In tough economic times, ratepayers demand extra financial prudence to keep rate rises down.
At the same time there is an expectation that infrastructure and community facilities will be maintained, improved or developed, and the price of that work has risen. Something has to give.
In the Tasman District Council's case, part of its savings are coming from an unheralded policy change in 2010.
It involves the non-replacement and gradual removal of road marker posts on backcountry roads, as well as not repainting the white centre and road edge lines as they are resurfaced.
The council says the savings have reached $250,000 this year, and are expected to increase as the programme rolls out.
The policy became more visible recently as the council began removing marker posts from roads already missing some through non-replacement.
That has provoked a strong reaction in rural communities such as Murchison to Tapawera, with many arguing that cost-cutting is being put above road safety.

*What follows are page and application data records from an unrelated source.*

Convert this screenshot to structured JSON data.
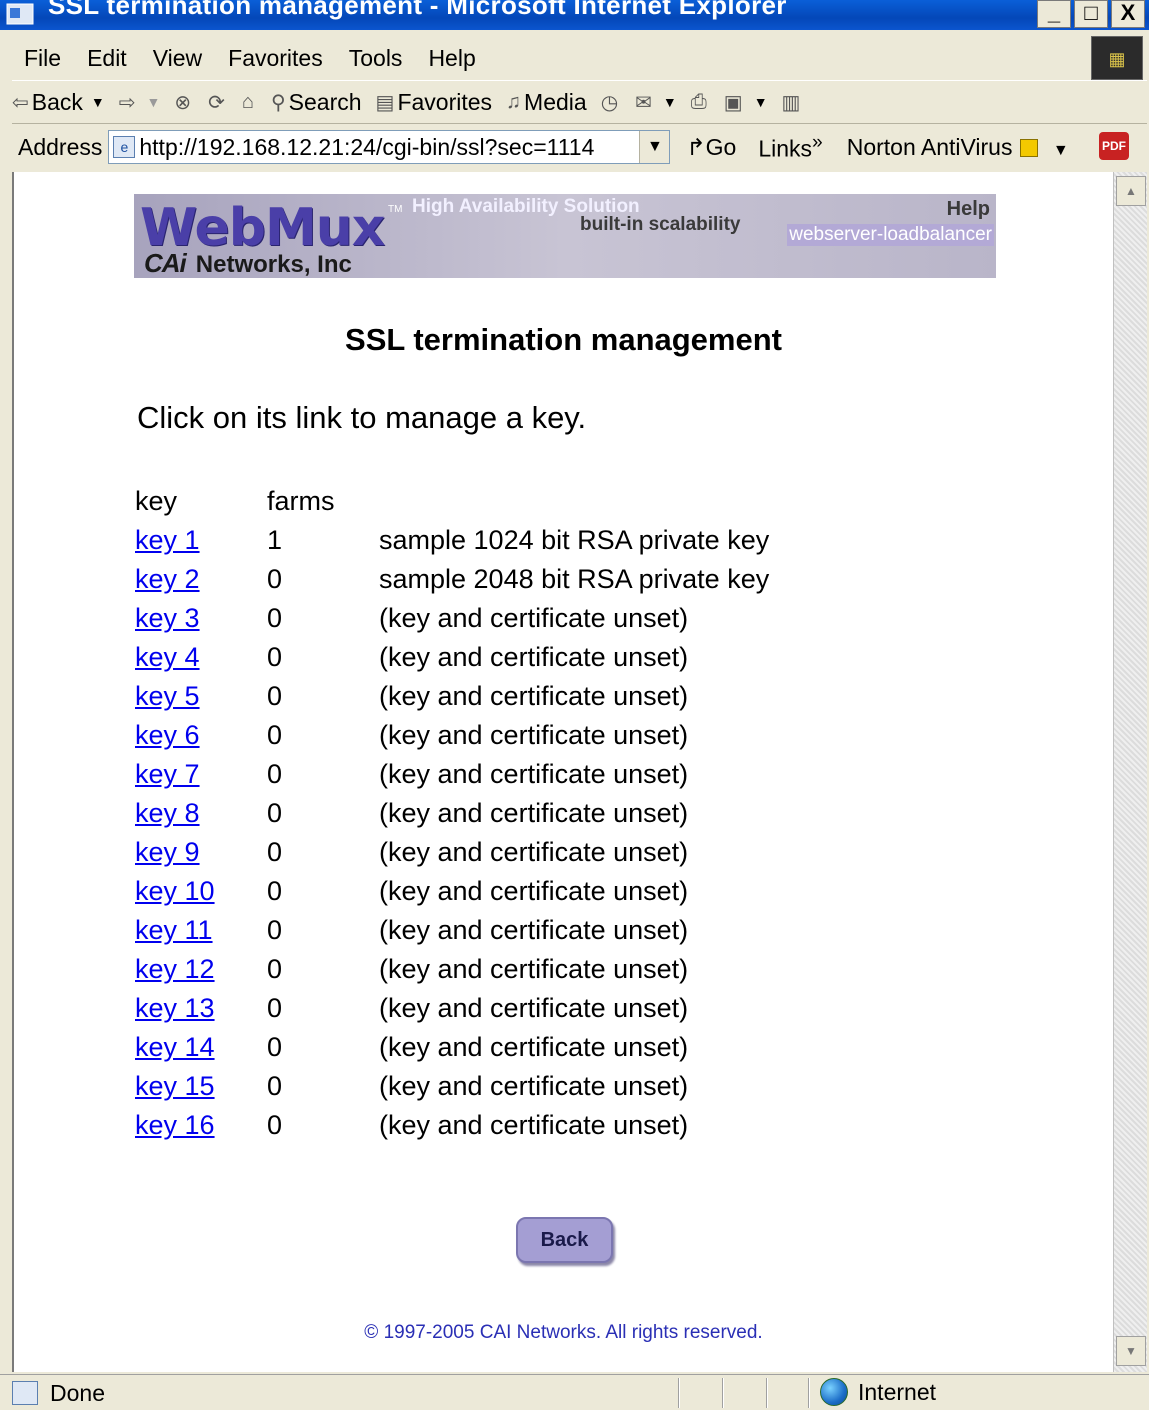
{
  "window": {
    "title": "SSL termination management - Microsoft Internet Explorer",
    "controls": [
      "_",
      "□",
      "X"
    ]
  },
  "menu": [
    "File",
    "Edit",
    "View",
    "Favorites",
    "Tools",
    "Help"
  ],
  "toolbar": {
    "back": "Back",
    "search": "Search",
    "favorites": "Favorites",
    "media": "Media"
  },
  "address": {
    "label": "Address",
    "url": "http://192.168.12.21:24/cgi-bin/ssl?sec=1114",
    "go": "Go",
    "links": "Links",
    "links_chevron": "»",
    "norton": "Norton AntiVirus"
  },
  "banner": {
    "logo": "WebMux",
    "tm": "TM",
    "tagline1": "High Availability Solution",
    "tagline2": "built-in scalability",
    "help": "Help",
    "subtag": "webserver-loadbalancer",
    "company_mark": "CAi",
    "company": "Networks, Inc"
  },
  "page": {
    "heading": "SSL termination management",
    "instruction": "Click on its link to manage a key.",
    "columns": [
      "key",
      "farms"
    ],
    "rows": [
      {
        "key": "key 1",
        "farms": "1",
        "desc": "sample 1024 bit RSA private key"
      },
      {
        "key": "key 2",
        "farms": "0",
        "desc": "sample 2048 bit RSA private key"
      },
      {
        "key": "key 3",
        "farms": "0",
        "desc": "(key and certificate unset)"
      },
      {
        "key": "key 4",
        "farms": "0",
        "desc": "(key and certificate unset)"
      },
      {
        "key": "key 5",
        "farms": "0",
        "desc": "(key and certificate unset)"
      },
      {
        "key": "key 6",
        "farms": "0",
        "desc": "(key and certificate unset)"
      },
      {
        "key": "key 7",
        "farms": "0",
        "desc": "(key and certificate unset)"
      },
      {
        "key": "key 8",
        "farms": "0",
        "desc": "(key and certificate unset)"
      },
      {
        "key": "key 9",
        "farms": "0",
        "desc": "(key and certificate unset)"
      },
      {
        "key": "key 10",
        "farms": "0",
        "desc": "(key and certificate unset)"
      },
      {
        "key": "key 11",
        "farms": "0",
        "desc": "(key and certificate unset)"
      },
      {
        "key": "key 12",
        "farms": "0",
        "desc": "(key and certificate unset)"
      },
      {
        "key": "key 13",
        "farms": "0",
        "desc": "(key and certificate unset)"
      },
      {
        "key": "key 14",
        "farms": "0",
        "desc": "(key and certificate unset)"
      },
      {
        "key": "key 15",
        "farms": "0",
        "desc": "(key and certificate unset)"
      },
      {
        "key": "key 16",
        "farms": "0",
        "desc": "(key and certificate unset)"
      }
    ],
    "back_button": "Back",
    "footer": "© 1997-2005 CAI Networks. All rights reserved."
  },
  "status": {
    "text": "Done",
    "zone": "Internet"
  },
  "colors": {
    "link": "#0000ee",
    "titlebar": "#0447b8",
    "button": "#a49ed3",
    "footer_text": "#2a2fb5"
  }
}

The original policy change argues that the inconsistent use of markings on some backcountry roads can increase driving risks. On narrow, rural roads, having fewer markings is more likely to leave drivers less confident, making them go slower, a 2010 staff report says.
The report cites 1989 Transit New Zealand guidelines that do not recommend markings on some very low-volume rural roads, and says research suggests centrelines may increase accidents on very narrow roads.
But no other New Zealand council is known to have adopted a marker removal policy similar to Tasman's. The head of the country's local authority traffic institute, Andy Foster, makes the logical point that the markings were put in to help motorists drive more safely. Taking them out increases the risks.
Tasman Mayor Richard Kempthorne has defended the policy, saying the council has to cut costs and lower service levels. If there are particular safety issues they will be addressed, he says, and the council is retaining markers around hazards, such as sharp bends, bridges and culverts.
Tasman has a roading budget of $20 million, a fifth of its total operating costs, because it has to maintain a far-flung network totalling almost 1700 kilometres. Its Government roading subsidy over the next three years is the same as it received for the previous three.
Its need to cut costs is understandable, but there must be better places to start than an area that could affect public safety.
Local residents cite examples such as a resealed 1km stretch of the Tadmor-Glenhope road that no longer has a white centre line. At night in an area prone to fog, the lack of markings will add to the danger, a regular user says.
For the sake of relatively modest savings, and with the perception - at least - of an increased safety risk, a council U-turn on the policy would be welcomed.